Okay, see, gopher being retired is one thing - we have a superior (far superior) replacement. There _is_ no obviously-superior replacement for NNTP yet, and the only superior replacement for telnet is secure telnet.
The interfaces of web forum software are still leagues behind that of a decent NNTP client, and what are you going to do when you need the functionality of telnet?
Bizarre decision.
Archie searched ftp sites for a given file. There was a central server that polled all the known sites occasionally, and it handled your requests.
Veronica indexed gopher sites, much like google does web sites.
Of course, you could have learned all this much faster by just using google.
It was the time I caught the ferry over to Shelbyville. I needee a heel for my shoe, so I decided to go to Morganville, which is what they called Shelbyville in those days. So I tied an onion to my belt, which was the style at the time. Now to take the ferry cost a nickel, and in those days, nickels had pictures of bumblebees on them. 'Give me five bees for a quarter' you'd say. Now where were we?
I had been working on a C++ version of gopherd and gopher back then. UMinn legal pulled a nasty one on loyal users and contributors: if you were a commerical user or coming from a .com domain, you have to pay us. They claimed to own the protocol so even separate development would cost. It wasn't based on what you did with it or what you added to it like most of today's open source licenses, just the "color" of your domain. Definitely an open license moving to a closed license.
The commerical-academic-government balkanization was quite strong on the internet back then. No advertising allowed. You had to be careful about regular discussion sometimes (Will this post be seen as an innocent "product support" answer or would it perceived as disallowed commercial speech?). A lot of the nostalgic "gentility" of the old Internet was due to this kind of self-censorship.

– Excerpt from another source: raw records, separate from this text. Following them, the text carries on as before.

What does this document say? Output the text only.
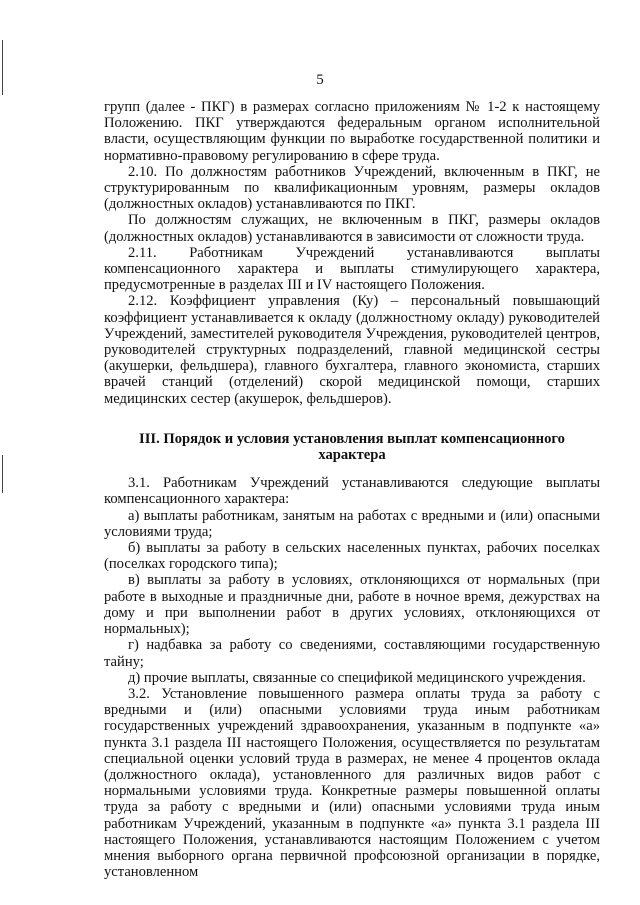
5

групп (далее - ПКГ) в размерах согласно приложениям № 1-2 к настоящему Положению. ПКГ утверждаются федеральным органом исполнительной власти, осуществляющим функции по выработке государственной политики и нормативно-правовому регулированию в сфере труда.

2.10. По должностям работников Учреждений, включенным в ПКГ, не структурированным по квалификационным уровням, размеры окладов (должностных окладов) устанавливаются по ПКГ.

По должностям служащих, не включенным в ПКГ, размеры окладов (должностных окладов) устанавливаются в зависимости от сложности труда.

2.11. Работникам Учреждений устанавливаются выплаты компенсационного характера и выплаты стимулирующего характера, предусмотренные в разделах III и IV настоящего Положения.

2.12. Коэффициент управления (Ку) – персональный повышающий коэффициент устанавливается к окладу (должностному окладу) руководителей Учреждений, заместителей руководителя Учреждения, руководителей центров, руководителей структурных подразделений, главной медицинской сестры (акушерки, фельдшера), главного бухгалтера, главного экономиста, старших врачей станций (отделений) скорой медицинской помощи, старших медицинских сестер (акушерок, фельдшеров).

III. Порядок и условия установления выплат компенсационного характера

3.1. Работникам Учреждений устанавливаются следующие выплаты компенсационного характера:

а) выплаты работникам, занятым на работах с вредными и (или) опасными условиями труда;

б) выплаты за работу в сельских населенных пунктах, рабочих поселках (поселках городского типа);

в) выплаты за работу в условиях, отклоняющихся от нормальных (при работе в выходные и праздничные дни, работе в ночное время, дежурствах на дому и при выполнении работ в других условиях, отклоняющихся от нормальных);

г) надбавка за работу со сведениями, составляющими государственную тайну;

д) прочие выплаты, связанные со спецификой медицинского учреждения.

3.2. Установление повышенного размера оплаты труда за работу с вредными и (или) опасными условиями труда иным работникам государственных учреждений здравоохранения, указанным в подпункте «а» пункта 3.1 раздела III настоящего Положения, осуществляется по результатам специальной оценки условий труда в размерах, не менее 4 процентов оклада (должностного оклада), установленного для различных видов работ с нормальными условиями труда. Конкретные размеры повышенной оплаты труда за работу с вредными и (или) опасными условиями труда иным работникам Учреждений, указанным в подпункте «а» пункта 3.1 раздела III настоящего Положения, устанавливаются настоящим Положением с учетом мнения выборного органа первичной профсоюзной организации в порядке, установленном
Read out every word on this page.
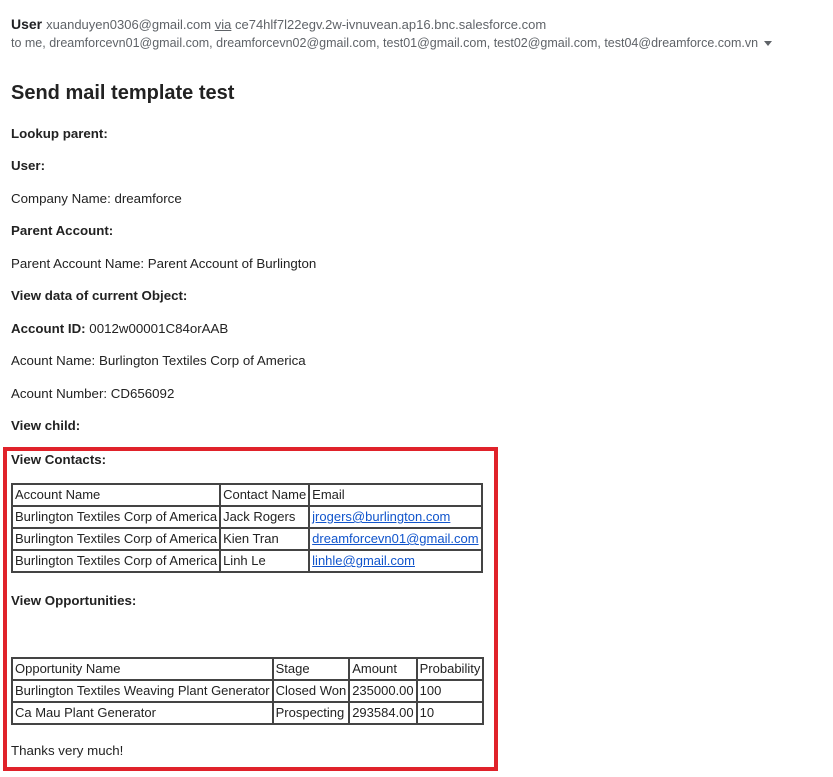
User xuanduyen0306@gmail.com via ce74hlf7l22egv.2w-ivnuvean.ap16.bnc.salesforce.com
to me, dreamforcevn01@gmail.com, dreamforcevn02@gmail.com, test01@gmail.com, test02@gmail.com, test04@dreamforce.com.vn
Send mail template test
Lookup parent:
User:
Company Name: dreamforce
Parent Account:
Parent Account Name: Parent Account of Burlington
View data of current Object:
Account ID: 0012w00001C84orAAB
Acount Name: Burlington Textiles Corp of America
Acount Number: CD656092
View child:
View Contacts:
View Opportunities:
Thanks very much!
Account Name	Contact Name	Email
Burlington Textiles Corp of America	Jack Rogers	jrogers@burlington.com
Burlington Textiles Corp of America	Kien Tran	dreamforcevn01@gmail.com
Burlington Textiles Corp of America	Linh Le	linhle@gmail.com
Opportunity Name	Stage	Amount	Probability
Burlington Textiles Weaving Plant Generator	Closed Won	235000.00	100
Ca Mau Plant Generator	Prospecting	293584.00	10
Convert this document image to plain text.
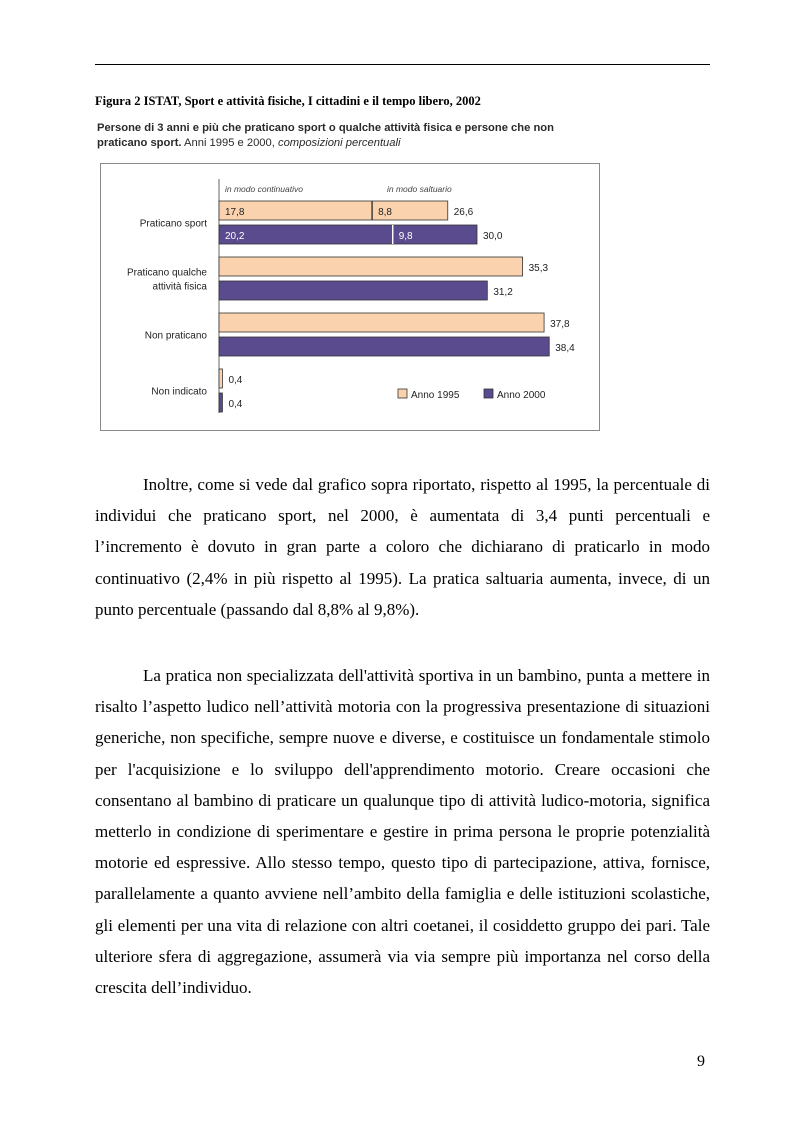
Figura 2 ISTAT, Sport e attività fisiche, I cittadini e il tempo libero, 2002
Persone di 3 anni e più che praticano sport o qualche attività fisica e persone che non praticano sport. Anni 1995 e 2000, composizioni percentuali
in modo continuativo	in modo saltuario
Praticano sport
17,8	8,8	26,6
20,2	9,8	30,0
Praticano qualche
attività fisica
35,3
31,2
Non praticano
37,8
38,4
Non indicato
0,4
0,4
Anno 1995	Anno 2000

Inoltre, come si vede dal grafico sopra riportato, rispetto al 1995, la percentuale di individui che praticano sport, nel 2000, è aumentata di 3,4 punti percentuali e l’incremento è dovuto in gran parte a coloro che dichiarano di praticarlo in modo continuativo (2,4% in più rispetto al 1995). La pratica saltuaria aumenta, invece, di un punto percentuale (passando dal 8,8% al 9,8%).

La pratica non specializzata dell'attività sportiva in un bambino, punta a mettere in risalto l’aspetto ludico nell’attività motoria con la progressiva presentazione di situazioni generiche, non specifiche, sempre nuove e diverse, e costituisce un fondamentale stimolo per l'acquisizione e lo sviluppo dell'apprendimento motorio. Creare occasioni che consentano al bambino di praticare un qualunque tipo di attività ludico-motoria, significa metterlo in condizione di sperimentare e gestire in prima persona le proprie potenzialità motorie ed espressive. Allo stesso tempo, questo tipo di partecipazione, attiva, fornisce, parallelamente a quanto avviene nell’ambito della famiglia e delle istituzioni scolastiche, gli elementi per una vita di relazione con altri coetanei, il cosiddetto gruppo dei pari. Tale ulteriore sfera di aggregazione, assumerà via via sempre più importanza nel corso della crescita dell’individuo.

9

At the time the web seemed more (and unnecessarily) complicated as a technology (remember we had just ftp, telnet, usenet and e-mail to compare it against). However, more importantly, there were no 2nd class citizen clauses on the license unlike gopher+.
The UMinn license changes pushed me to research web and html further, which I might not have done otherwise - which was financially rewarding a few short years later. I know other folks had a similar reaction and experience. I shutdown all my gopher servers and converted the content to html.